City of LaSalle Diverts TIF Funds to Public Works Garage: What It Means for Taxpayers?
By Jamie Hicks | The Jamie Hicks Show / Hicks News
LaSalle, IL — The City of LaSalle has been quietly shifting significant Tax Increment Financing (TIF) funds to cover the costs of constructing the new Public Works Garage, raising questions about transparency and the impact on local taxpayers.
Strategic Funding or Taxpayer Burden?
While TIF funds are designed to promote growth and revitalize specific areas, using them to fund city infrastructure projects—like the Public Works Garage—raises concerns. Typically, TIF dollars should directly contribute to economic development, not cover general city expenses.
Finance Director John Duncan proposed a strategic shift: instead of tapping the Parking/Impound Fund for the garage, the city used TIF funds, planning to transfer parking revenues to offset the General Fund deficit. This kind of financial juggling may balance books on paper but leaves critical questions about long-term taxpayer impacts.
Neglecting Downtown While Building Elsewhere:
"One of the most glaring concerns is the city's decision to abandon the previous Public Works building, which was located within a TIF district in downtown LaSalle. Rather than investing TIF dollars to renovate or repurpose the existing structure, the city allowed it to fall into disrepair—right in the heart of the downtown district that TIFs are meant to revitalize. The neglected building now stands as a stark symbol of mismanagement, leaving a blighted space that diminishes downtown property values and discourages new development."

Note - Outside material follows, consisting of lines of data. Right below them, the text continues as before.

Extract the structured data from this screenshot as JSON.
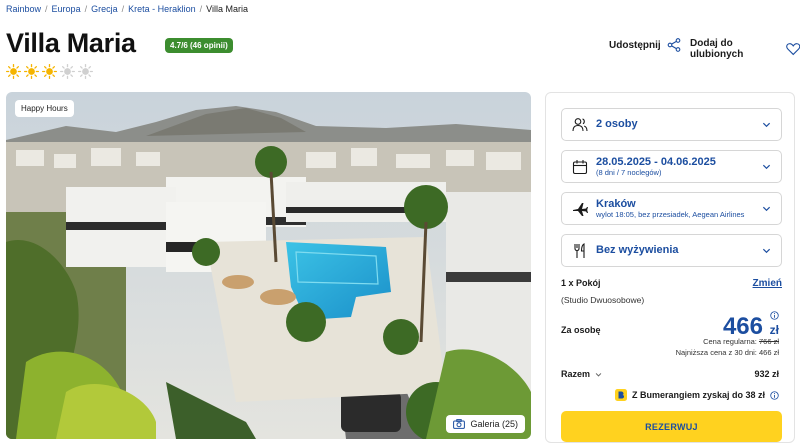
{
  "breadcrumb": {
    "items": [
      "Rainbow",
      "Europa",
      "Grecja",
      "Kreta - Heraklion"
    ],
    "current": "Villa Maria"
  },
  "hotel": {
    "name": "Villa Maria",
    "rating_text": "4.7/6 (46 opinii)",
    "suns": {
      "filled": 3,
      "total": 5
    }
  },
  "actions": {
    "share_label": "Udostępnij",
    "favorite_label": "Dodaj do ulubionych"
  },
  "hero": {
    "tag": "Happy Hours",
    "gallery_label": "Galeria (25)"
  },
  "booking": {
    "travellers": {
      "main": "2 osoby",
      "icon": "people-icon"
    },
    "dates": {
      "main": "28.05.2025 - 04.06.2025",
      "sub": "(8 dni / 7 noclegów)",
      "icon": "calendar-icon"
    },
    "departure": {
      "main": "Kraków",
      "sub": "wylot 18:05, bez przesiadek, Aegean Airlines",
      "icon": "plane-icon"
    },
    "board": {
      "main": "Bez wyżywienia",
      "icon": "cutlery-icon"
    },
    "room_count": "1 x Pokój",
    "change_label": "Zmień",
    "room_type": "(Studio Dwuosobowe)",
    "per_person_label": "Za osobę",
    "price_value": "466",
    "price_currency": "zł",
    "regular_label": "Cena regularna:",
    "regular_price": "766 zł",
    "lowest_text": "Najniższa cena z 30 dni: 466 zł",
    "total_label": "Razem",
    "total_value": "932 zł",
    "boomerang_text": "Z Bumerangiem zyskaj do 38 zł",
    "reserve_label": "REZERWUJ"
  },
  "colors": {
    "accent_blue": "#1c4ea0",
    "rating_green": "#3c8d2f",
    "sun_filled": "#f5b400",
    "sun_empty": "#d0d0d0",
    "reserve_yellow": "#ffd21f"
  }
}
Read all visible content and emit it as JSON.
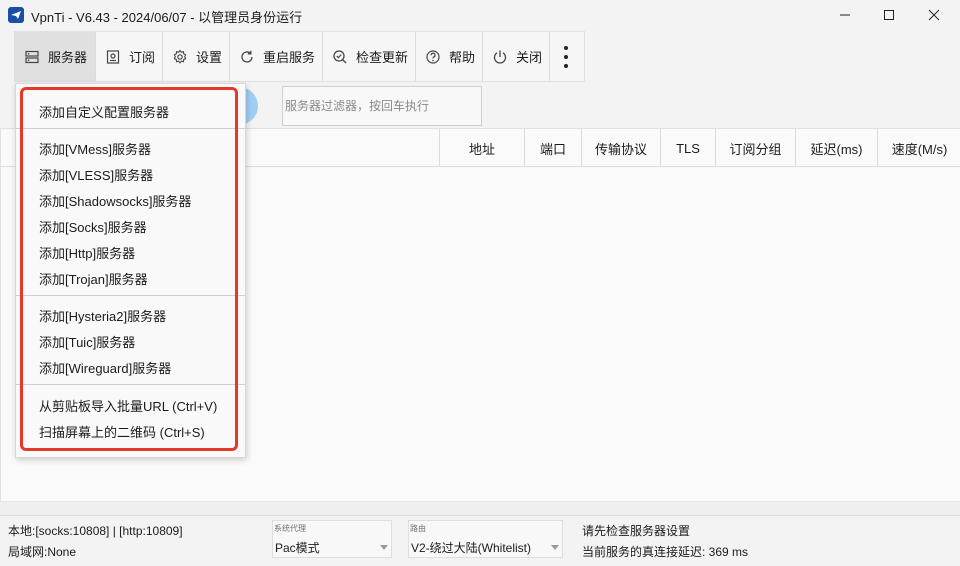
{
  "window": {
    "title": "VpnTi - V6.43 - 2024/06/07 - 以管理员身份运行",
    "icon": "app-logo-icon",
    "controls": [
      "minimize-icon",
      "maximize-icon",
      "close-icon"
    ]
  },
  "toolbar": {
    "items": [
      {
        "label": "服务器",
        "icon": "server-icon",
        "active": true
      },
      {
        "label": "订阅",
        "icon": "subscription-icon"
      },
      {
        "label": "设置",
        "icon": "gear-icon"
      },
      {
        "label": "重启服务",
        "icon": "refresh-icon"
      },
      {
        "label": "检查更新",
        "icon": "check-update-icon"
      },
      {
        "label": "帮助",
        "icon": "help-icon"
      },
      {
        "label": "关闭",
        "icon": "power-icon"
      }
    ],
    "more_icon": "more-vertical-icon"
  },
  "filter": {
    "placeholder": "服务器过滤器，按回车执行",
    "value": ""
  },
  "grid": {
    "columns": [
      "地址",
      "端口",
      "传输协议",
      "TLS",
      "订阅分组",
      "延迟(ms)",
      "速度(M/s)"
    ],
    "rows": []
  },
  "server_menu": {
    "groups": [
      [
        "添加自定义配置服务器"
      ],
      [
        "添加[VMess]服务器",
        "添加[VLESS]服务器",
        "添加[Shadowsocks]服务器",
        "添加[Socks]服务器",
        "添加[Http]服务器",
        "添加[Trojan]服务器"
      ],
      [
        "添加[Hysteria2]服务器",
        "添加[Tuic]服务器",
        "添加[Wireguard]服务器"
      ],
      [
        "从剪贴板导入批量URL (Ctrl+V)",
        "扫描屏幕上的二维码 (Ctrl+S)"
      ]
    ],
    "highlight_color": "#e2392b"
  },
  "status": {
    "local": "本地:[socks:10808] | [http:10809]",
    "lan": "局域网:None",
    "system_proxy_label": "系统代理",
    "system_proxy_value": "Pac模式",
    "routing_label": "路由",
    "routing_value": "V2-绕过大陆(Whitelist)",
    "message": "请先检查服务器设置",
    "latency": "当前服务的真连接延迟: 369 ms"
  },
  "colors": {
    "accent": "#1a4fa3",
    "filter_button": "#9fcff3"
  }
}
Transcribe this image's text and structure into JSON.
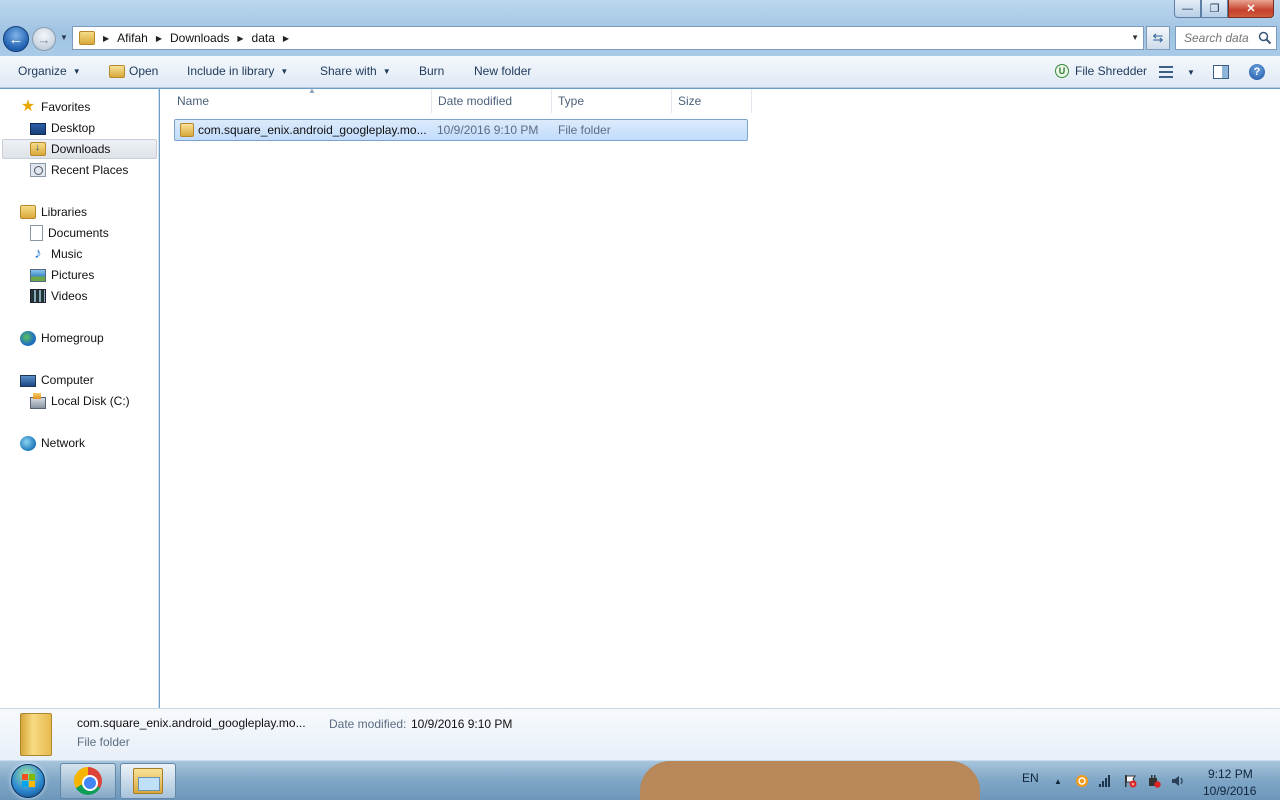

This neglect not only undermines the original purpose of the TIF but also drains potential future tax revenue that could have been generated had the building been properly maintained or repurposed.
1. Diversion of Development Funds:
TIF funds are intended to stimulate economic growth. Redirecting these funds reduces resources available for new business incentives, infrastructure improvements, and community revitalization.
2. Hidden Taxpayer Costs:
Though TIF districts don’t directly increase property taxes, shifting funds for non-development projects creates long-term financial gaps that the city may eventually fill through tax hikes or service cuts.
3. Transparency Concerns:
The use of TIF for a project like the Public Works Garage wasn’t widely publicized. This raises concerns about transparency in city planning and whether residents are adequately informed about how public funds are being used.
The Long-Term Impact on TIFs
The City of LaSalle currently holds over $15 million in TIF district funds, with major obligations like the $6 million Wastewater Treatment Plant still outstanding. Using TIF dollars for the Public Works Garage limits future opportunities for genuine economic development and potentially increases the city’s reliance on taxpayer dollars to cover remaining infrastructure projects.
Additionally, by neglecting the downtown city garage—a key asset within a TIF district—the city has allowed a prime redevelopment opportunity to slip through its fingers. Instead of enhancing the economic potential of the downtown core, the city has funneled resources into a project outside the area’s immediate benefit, further stagnating the very districts the TIFs were designed to improve.
This mismanagement could reduce the future effectiveness of TIF funds, resulting in long-term stagnation for areas still in need of revitalization.
The reallocation of TIF funds to the Public Works Garage and the neglect of the downtown city garage set concerning precedents for how development dollars are spent. Without clear oversight and transparency, taxpayers could end up footing the bill for projects that should be funded through more appropriate channels—while key downtown properties sit empty and deteriorate.
Stay informed. Stay empowered. And always follow the money.
The Cost Breakdown:
• $400,000 was transferred from the Sewer Fund to cover the sewer’s proportionate share of the project.
• $800,000 was allocated from TIF Revenues, funds originally intended to spur economic development in designated TIF districts.
• Two construction contracts were awarded:
Vissering Construction Company for $861,581
Tieman Builders Inc. for $751,250
The total construction costs amount to over $1.6 million. To date THAT WE KNOW OF....
After years of being the victims of a financial shell game, Illinoisans are now realizing TIF isn’t the boon that was promised. TIF uses tax dollars to pick winners and losers. Ultimately, the biggest winners are connected developers and the biggest losers are school children.
House Bill 5230, filed Feb. 15 by state Rep. Will Davis, D-East Hazel Crest, would curb the misuse of TIF by more strictly defining “blight.” Cities across the state have used loopholes to install TIFs in areas that don’t pass the smell test for blight. The most egregious example is the LaSalle-Central TIF located in the heart of downtown Chicago, which brought in nearly $41 million in revenue in 2016.
Under this new law, in order to qualify as a TIF district, the area must be at 100 percent of area median income. In other words, this would require that the median income as reported by the U.S. Department of Housing and Urban Development be higher than the median income of the proposed TIF.
Additionally, this law would prohibit the transferring of funds from one TIF district to another, a practice commonly referred to as “porting.” Currently, TIF districts that share a border can shift funds from one district to another in order to benefit developers.